Les frères Coen, en tant qu'entité indissociable, génies du cinématographe de l'Amérique des paumés qui prennent leur vie en main, celle de Ronald Reagan, éclosent avec Blood Simple.
Ils sont deux et l'un débute les phrases que l'autre termine. Et inversement.
Ils chemineront dans des terres qu'on pensait effacées, aux accents qui ricochent, à la poussière et aux cadavres qu'on cache pas sous le tapis, et chemin faisant, révéleront ce qu'il peut y avoir de splendide dans la fange, là où tous les hommes sont des nuisibles.
Un pays qui se confond avec ses habitants, réduits à une excroissance, un cactus ou un vautour de plus dans le paysage.
Le voyage sera long, alors installe-toi confortablement, tu seras ballotté comme gréements. N'aie pas d'inquiétude, ils savent tracer la route et même si, dans leurs œuvres, à chaque fois, quelqu'un dégobille, invariablement de toi ils sauront prendre soin. Et t'arranger des pauses.
Déjà, modeler les choses pour qu'elles prennent les contours d'un monde fantasmé, confabuler leurs châteaux de sable dans leurs caboches de mômes encombrées de cinéma et de littérature. Éviter la vulgarité qui allait être la vague sur laquelle surferont tant de leurs congénères. Rester propre quand tout suinte autour de toi. Une gageure.
Ils convoquent leurs héros, William Faulkner, Billy Wilder, Raymond Chandler, Preston Sturges, Jim Thompson, Harold Lloyd ou Tex Avery, et font danser leurs influences comme dansent des reflets grotesques dans un miroir déformant.
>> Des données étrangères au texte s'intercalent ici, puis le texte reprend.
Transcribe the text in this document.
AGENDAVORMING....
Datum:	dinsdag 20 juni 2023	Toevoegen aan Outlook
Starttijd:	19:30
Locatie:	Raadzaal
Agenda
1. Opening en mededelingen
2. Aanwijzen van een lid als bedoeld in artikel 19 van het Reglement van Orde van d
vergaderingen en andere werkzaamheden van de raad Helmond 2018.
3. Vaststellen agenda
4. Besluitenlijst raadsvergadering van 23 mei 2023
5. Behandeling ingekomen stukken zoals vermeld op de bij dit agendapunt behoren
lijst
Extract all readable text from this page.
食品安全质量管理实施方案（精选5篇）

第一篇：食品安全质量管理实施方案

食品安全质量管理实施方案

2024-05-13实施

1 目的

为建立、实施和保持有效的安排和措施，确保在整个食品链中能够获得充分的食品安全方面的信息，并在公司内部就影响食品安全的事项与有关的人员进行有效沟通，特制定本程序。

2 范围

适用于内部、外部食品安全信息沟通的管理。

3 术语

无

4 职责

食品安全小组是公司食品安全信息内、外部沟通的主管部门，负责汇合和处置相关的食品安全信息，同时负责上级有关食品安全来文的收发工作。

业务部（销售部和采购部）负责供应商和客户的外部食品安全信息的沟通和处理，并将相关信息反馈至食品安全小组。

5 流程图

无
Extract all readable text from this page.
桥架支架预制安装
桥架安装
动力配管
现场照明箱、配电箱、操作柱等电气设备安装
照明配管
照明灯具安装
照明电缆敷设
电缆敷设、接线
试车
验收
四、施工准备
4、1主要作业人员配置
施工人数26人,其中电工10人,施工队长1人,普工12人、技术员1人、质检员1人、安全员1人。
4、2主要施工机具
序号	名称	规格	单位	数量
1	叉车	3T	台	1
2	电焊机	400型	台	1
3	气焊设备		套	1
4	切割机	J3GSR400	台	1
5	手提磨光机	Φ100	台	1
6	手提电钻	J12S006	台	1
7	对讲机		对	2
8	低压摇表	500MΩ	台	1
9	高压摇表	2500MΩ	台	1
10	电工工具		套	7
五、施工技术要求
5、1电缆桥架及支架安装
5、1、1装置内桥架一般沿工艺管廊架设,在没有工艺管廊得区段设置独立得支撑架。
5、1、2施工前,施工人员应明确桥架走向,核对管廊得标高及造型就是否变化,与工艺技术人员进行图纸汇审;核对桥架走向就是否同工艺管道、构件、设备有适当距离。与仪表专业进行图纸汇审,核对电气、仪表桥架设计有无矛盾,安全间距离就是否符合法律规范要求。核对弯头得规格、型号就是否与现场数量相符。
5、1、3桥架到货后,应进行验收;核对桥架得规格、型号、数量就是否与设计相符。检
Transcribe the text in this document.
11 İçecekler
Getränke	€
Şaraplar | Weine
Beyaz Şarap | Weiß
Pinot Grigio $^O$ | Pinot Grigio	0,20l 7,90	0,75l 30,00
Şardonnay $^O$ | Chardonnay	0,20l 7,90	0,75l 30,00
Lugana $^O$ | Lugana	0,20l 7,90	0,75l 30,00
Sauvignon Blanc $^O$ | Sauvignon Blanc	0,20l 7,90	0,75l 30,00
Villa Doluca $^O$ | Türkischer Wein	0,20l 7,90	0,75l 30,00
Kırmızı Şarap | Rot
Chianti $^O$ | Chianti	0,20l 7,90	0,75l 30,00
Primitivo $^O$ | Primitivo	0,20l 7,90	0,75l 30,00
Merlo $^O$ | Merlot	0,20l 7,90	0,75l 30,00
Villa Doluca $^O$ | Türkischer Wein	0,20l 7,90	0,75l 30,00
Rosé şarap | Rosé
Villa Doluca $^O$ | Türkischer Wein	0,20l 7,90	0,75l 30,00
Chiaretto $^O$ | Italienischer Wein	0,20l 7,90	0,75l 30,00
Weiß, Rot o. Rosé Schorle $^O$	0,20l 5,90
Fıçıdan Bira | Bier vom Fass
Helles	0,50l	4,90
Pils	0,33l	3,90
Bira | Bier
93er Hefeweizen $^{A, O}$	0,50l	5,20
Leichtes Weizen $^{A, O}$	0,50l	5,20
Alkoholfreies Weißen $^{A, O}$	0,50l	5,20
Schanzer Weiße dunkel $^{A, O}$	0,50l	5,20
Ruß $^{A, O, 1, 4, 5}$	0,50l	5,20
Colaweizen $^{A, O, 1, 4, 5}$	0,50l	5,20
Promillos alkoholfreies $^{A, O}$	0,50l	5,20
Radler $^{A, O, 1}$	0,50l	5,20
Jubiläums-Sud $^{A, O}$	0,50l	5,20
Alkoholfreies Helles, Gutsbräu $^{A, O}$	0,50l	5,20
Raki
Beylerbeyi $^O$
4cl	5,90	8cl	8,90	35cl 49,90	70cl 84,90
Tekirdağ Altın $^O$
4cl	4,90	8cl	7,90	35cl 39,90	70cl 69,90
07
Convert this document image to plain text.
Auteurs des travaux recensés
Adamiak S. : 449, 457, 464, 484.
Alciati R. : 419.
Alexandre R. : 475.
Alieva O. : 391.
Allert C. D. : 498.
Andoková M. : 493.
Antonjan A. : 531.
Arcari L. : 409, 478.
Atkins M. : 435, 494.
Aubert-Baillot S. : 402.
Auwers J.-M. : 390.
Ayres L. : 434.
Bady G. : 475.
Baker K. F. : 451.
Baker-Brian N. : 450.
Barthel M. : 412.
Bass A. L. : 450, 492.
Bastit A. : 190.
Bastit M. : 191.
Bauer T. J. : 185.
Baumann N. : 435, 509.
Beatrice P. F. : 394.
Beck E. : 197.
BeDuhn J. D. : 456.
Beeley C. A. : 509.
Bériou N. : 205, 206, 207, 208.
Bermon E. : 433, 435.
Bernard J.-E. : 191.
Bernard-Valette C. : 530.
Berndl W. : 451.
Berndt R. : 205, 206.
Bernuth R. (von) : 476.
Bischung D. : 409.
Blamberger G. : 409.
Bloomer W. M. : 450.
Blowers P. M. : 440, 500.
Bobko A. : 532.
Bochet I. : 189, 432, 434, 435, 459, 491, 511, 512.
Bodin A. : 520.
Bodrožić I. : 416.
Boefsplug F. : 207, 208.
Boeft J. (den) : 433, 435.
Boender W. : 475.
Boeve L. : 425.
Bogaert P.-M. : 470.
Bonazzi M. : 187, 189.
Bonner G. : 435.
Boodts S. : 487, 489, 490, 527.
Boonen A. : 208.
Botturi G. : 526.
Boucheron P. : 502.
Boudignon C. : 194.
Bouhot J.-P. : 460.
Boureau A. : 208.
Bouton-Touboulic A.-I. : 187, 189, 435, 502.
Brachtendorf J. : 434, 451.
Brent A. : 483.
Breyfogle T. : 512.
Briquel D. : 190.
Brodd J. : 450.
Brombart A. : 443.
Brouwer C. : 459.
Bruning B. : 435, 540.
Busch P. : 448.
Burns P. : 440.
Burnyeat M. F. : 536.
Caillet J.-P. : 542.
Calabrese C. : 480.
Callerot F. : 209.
Elles s'entrechoquent et épousent un monde en biais, où le plus anodin des actes se transforme en conséquence fatale, où tu peux rire, paradoxe terrassant, d'un homme enterré vivant qui devrait te faire pleurer.
Premier chapitre en forme de variation sur le Film Noir, dans le pays du Western, genre dont ils distendent les règles sans les rompre, transformant le fil en élastique et tirant dessus jusqu'à le faire blanchir.
Financé au porte à porte pour 1,5 M de $, poli à quatre mains, ce premier film tiendrait presque du miracle.
Qu'ils jouent avec une voix-off qu'ils abandonnent aussitôt, qu'ils laissent l'atmosphère rurale prendre le pas sur un genre ancré dans l'urbain, qu'ils se lovent dans ce rythme lent foudroyé par des travellings impétueux que leur ami, Sam Raimi, n'aurait pas renié, ils empruntent tous les codes et les délestent des conventions.
Ils suivent le cortège, s'enferrent en enfer, ce paradis sur terre où la mort frappe au rythme génocide du tue-mouche électrique. Ils jouent des quiproquos, les maquillent en faux-semblants, et éclairent les fissures qu'ils rendent belles malgré les fosses à purin qu'elle recèlent en leur sein.
L'essai est parfois maladroit (la faute à un budget qui n'atteignait pas la hauteur de l'enveloppe coke de la série Marseille), le héros un brin falot, mais des maladresses qui ressemblent à ça, et je le dis à jeun, ou presque, j'en reprendrais tous les jours, mon capitaine.
Et puis cette mélodie implacable au piano, imparable. Une serviette éponge jetée sur une banquette arrière sanglante et le transfert irrémédiable, par capillarité, des auréoles pourpres.
1985, Joel et Ethan Coen entament le voyage. Celui qui fait que désormais, entre eux et moi, c'est à la vie à la mort.
Celui qui scelle pour toujours dans une poignée de main collante de salive la promesse d'être toujours là l'un pour l'autre, comme des potes.
Dans la poussière et le sang, les rires et le drame.